This is a great way to practice your diaper-sewing skills before venturing into more expensive fabrics or even buying the more specific diaper-sewing supplies.
For this you can use new or recycled flannel, a flour sack towel, or really any absorbent woven fabric or fleece (poly or natural fibers). Starting with more stretchy fabric is harder unless you have a walking foot or are very practiced already with sewing stretchy fabrics. You can also use any sewing machine needle for something like this.
Choose the pattern you want to use and cut an inner and outer fabric piece.
* If you were going to apply snaps or velcro to the front of the outer, you would cut a piece of fabric for reinforcement and apply them now.
Lay the pieces with their faces inward towards each other.
Clip or pin them together, faces in.
I use a fairly wide stitch for the initial sewing.
Lower your needle into the front edge about 2/3 across the body.
Sew forward a few stitches and then reverses your direction for a few stitches.
Continue sewing forwards again and proceed to sew around the outer edge of the body.
I use the edge of my sewing foot to keep my distance from the fabric edge consistent.
When you get to the opposite side of the front again, sew back and forth for a few stitches again.
Sewn around the outer edges:
This will be your turning hole.
** For many types of pocket diapers, you would sew all the way around and turn through your pocket opening.
Reach your hand inside and pull the wings through.

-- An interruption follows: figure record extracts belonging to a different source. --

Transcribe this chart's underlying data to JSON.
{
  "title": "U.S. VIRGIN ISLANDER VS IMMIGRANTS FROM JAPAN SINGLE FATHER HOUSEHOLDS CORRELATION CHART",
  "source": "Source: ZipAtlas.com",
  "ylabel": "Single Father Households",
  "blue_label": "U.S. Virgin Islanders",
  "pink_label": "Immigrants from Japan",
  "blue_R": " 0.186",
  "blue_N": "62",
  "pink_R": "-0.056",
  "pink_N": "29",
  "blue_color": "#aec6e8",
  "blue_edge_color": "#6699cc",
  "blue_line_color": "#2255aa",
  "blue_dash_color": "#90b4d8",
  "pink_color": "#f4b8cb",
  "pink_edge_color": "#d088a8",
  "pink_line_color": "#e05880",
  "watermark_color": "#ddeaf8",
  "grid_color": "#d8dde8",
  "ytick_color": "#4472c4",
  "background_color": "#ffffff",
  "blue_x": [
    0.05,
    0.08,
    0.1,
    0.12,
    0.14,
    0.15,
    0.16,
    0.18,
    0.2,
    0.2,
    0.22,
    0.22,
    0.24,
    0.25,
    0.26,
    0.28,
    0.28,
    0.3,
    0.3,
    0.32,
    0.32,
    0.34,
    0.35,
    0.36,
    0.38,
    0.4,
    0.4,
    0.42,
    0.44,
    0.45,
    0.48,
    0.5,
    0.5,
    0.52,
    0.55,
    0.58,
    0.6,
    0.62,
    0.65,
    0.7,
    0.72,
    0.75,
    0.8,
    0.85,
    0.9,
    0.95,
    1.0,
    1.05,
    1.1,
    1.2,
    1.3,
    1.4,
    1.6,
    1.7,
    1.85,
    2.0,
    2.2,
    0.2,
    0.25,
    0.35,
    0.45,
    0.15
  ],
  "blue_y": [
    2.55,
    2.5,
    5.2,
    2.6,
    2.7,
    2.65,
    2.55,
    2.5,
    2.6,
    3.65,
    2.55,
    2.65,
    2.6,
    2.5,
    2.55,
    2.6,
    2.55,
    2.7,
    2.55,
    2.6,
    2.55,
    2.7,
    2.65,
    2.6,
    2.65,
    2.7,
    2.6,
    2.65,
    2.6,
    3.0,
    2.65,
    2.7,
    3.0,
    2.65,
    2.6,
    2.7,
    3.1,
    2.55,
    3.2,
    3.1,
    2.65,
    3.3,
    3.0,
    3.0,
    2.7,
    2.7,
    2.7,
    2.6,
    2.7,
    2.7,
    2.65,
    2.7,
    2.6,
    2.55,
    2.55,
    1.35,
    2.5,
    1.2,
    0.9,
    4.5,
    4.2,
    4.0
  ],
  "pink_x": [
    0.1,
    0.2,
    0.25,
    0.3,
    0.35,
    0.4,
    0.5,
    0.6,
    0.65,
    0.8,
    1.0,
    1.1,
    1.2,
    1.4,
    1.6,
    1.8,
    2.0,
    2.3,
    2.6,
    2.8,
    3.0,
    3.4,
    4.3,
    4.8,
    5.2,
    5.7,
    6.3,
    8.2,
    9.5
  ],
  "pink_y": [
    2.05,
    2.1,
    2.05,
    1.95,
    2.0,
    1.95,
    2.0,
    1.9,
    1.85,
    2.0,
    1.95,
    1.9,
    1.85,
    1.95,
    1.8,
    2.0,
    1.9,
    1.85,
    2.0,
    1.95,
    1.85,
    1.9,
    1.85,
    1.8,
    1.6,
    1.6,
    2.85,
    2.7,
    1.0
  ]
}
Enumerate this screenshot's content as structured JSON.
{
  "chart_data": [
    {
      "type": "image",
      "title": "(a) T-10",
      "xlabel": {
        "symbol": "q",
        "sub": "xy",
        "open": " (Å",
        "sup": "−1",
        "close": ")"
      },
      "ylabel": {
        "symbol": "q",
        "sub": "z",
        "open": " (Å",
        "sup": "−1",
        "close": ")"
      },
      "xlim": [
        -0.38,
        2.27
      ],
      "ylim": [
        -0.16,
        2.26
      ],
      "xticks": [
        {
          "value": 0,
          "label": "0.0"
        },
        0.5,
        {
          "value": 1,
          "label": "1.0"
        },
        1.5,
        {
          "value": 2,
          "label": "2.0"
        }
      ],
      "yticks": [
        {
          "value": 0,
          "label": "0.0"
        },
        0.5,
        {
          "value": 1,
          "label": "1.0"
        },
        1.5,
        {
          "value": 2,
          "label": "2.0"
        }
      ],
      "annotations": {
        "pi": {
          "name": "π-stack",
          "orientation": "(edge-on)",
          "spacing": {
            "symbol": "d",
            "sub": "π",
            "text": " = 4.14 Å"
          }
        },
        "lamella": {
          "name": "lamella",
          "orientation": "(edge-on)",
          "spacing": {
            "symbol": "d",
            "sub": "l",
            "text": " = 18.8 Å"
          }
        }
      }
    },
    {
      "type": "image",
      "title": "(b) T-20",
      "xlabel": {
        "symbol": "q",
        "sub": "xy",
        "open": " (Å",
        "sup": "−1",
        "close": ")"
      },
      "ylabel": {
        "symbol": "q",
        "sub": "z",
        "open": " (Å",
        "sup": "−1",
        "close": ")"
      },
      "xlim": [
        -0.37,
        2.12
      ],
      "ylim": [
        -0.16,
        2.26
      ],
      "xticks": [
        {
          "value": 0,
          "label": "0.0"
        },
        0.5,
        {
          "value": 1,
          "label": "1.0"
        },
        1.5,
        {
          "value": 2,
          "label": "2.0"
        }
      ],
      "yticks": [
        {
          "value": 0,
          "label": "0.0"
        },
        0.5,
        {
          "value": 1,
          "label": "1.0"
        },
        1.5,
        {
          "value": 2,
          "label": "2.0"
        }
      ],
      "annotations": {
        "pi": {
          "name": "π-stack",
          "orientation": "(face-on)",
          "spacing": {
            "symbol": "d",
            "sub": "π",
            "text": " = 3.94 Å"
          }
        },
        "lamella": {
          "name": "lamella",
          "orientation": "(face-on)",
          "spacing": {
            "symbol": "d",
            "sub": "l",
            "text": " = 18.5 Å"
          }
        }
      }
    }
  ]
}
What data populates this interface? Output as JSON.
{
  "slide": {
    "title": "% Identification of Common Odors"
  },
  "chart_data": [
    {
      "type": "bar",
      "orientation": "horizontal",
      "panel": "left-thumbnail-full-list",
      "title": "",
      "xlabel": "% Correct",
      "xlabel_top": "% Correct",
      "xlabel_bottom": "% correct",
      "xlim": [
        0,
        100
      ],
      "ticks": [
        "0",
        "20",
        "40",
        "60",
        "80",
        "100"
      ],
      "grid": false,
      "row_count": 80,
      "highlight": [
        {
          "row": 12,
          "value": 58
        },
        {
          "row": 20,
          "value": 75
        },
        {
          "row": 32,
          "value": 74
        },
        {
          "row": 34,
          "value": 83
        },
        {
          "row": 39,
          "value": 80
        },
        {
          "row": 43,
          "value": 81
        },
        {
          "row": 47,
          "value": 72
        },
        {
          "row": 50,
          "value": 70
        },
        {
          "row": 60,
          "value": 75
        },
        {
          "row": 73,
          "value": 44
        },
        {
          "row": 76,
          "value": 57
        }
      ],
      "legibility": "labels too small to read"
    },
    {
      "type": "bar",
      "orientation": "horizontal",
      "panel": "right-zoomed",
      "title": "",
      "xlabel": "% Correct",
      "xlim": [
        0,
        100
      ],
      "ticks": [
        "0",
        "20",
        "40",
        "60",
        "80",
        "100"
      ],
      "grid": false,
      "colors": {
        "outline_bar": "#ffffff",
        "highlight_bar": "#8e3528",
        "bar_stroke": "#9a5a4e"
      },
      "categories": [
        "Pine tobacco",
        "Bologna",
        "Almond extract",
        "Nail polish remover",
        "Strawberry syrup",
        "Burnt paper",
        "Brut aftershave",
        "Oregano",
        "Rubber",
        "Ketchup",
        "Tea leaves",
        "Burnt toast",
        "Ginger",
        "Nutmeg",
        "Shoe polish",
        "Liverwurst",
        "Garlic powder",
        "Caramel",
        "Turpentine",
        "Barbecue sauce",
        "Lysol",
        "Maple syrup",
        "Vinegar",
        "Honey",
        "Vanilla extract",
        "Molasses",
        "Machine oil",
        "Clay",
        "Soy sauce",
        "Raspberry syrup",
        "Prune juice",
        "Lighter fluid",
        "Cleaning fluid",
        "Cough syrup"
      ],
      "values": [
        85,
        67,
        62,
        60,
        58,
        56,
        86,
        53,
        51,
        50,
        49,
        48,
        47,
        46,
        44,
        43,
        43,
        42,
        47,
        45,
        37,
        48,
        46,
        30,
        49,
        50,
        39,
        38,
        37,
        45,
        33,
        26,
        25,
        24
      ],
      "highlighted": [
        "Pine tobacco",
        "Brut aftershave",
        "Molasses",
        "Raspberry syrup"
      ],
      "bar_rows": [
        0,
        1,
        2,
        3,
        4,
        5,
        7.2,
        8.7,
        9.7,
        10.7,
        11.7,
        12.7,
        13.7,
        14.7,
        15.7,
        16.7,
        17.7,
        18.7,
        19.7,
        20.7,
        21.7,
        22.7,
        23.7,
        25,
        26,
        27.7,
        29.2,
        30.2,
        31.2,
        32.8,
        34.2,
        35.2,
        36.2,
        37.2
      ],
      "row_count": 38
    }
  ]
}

I reach my hand back inside to push all my edges out evenly.
Now to sew your elastic casings. I use a little bit shorter of a stitch length.
Make sure the edges are pressed cleanly, and lower your needle to the correct width for your elastic casings.
Begin sewing back and forth a few stitches and then the length of your casing channel.
Finish it off the same way.
Repeat for your other elastic casing channels.
Now select your elastic. I used 3/8" polyester braided with a bodkin. You can use any elastic for your practice diapers though, and a safety pin works great as well!
Feed your elastic into your casing channel.
I feed with the outer fabric up so I can guide the elastic OVER the inside turned fabric edge and against the outer edge. This proves helpful when sewing PUL diapers later on and to stop little things like twisted elastics and unevenly puckered edges.
Feed the elastic all the way to just past the end of the casing channel.
Shorten the stitch length a bit more.
Remove your bodkin or safety pin.
Stretch your elastic so that you can still pull the fabric all the way straight but with good tension. I pinned it here to show, but once you are practiced, you won't need to pin through your materials.
Sew back and forth to secure, and then trim your elastic to about 1/2" from the end of the casing.
Repeat on the other side and fold over to measure against the first side before securing to get even leg openings. Then sew in the back elastic. I don't tighten the back elastic as much as the legs.
Once the elastics are installed and the bodkin or safety pin is removed, we are ready to close up our turning hole. Fold the fabric edges evenly inward.
Clip or pin closed.
Close your hole while top-stitching.
Finish top-stitching around the front and the wings.
Your basic practice fitted diaper is complete.
Very useful with added absorbency like a trifolded prefold.
You can even sew in or snap-in a soaker after-the-fact.
Most flannel is not snappiable, but you can use pins or even sew on hook and loop (like velcro.) However, a flour sack towel or fleece usually IS snappiable.
Adjust the size/rise by just folding over the front.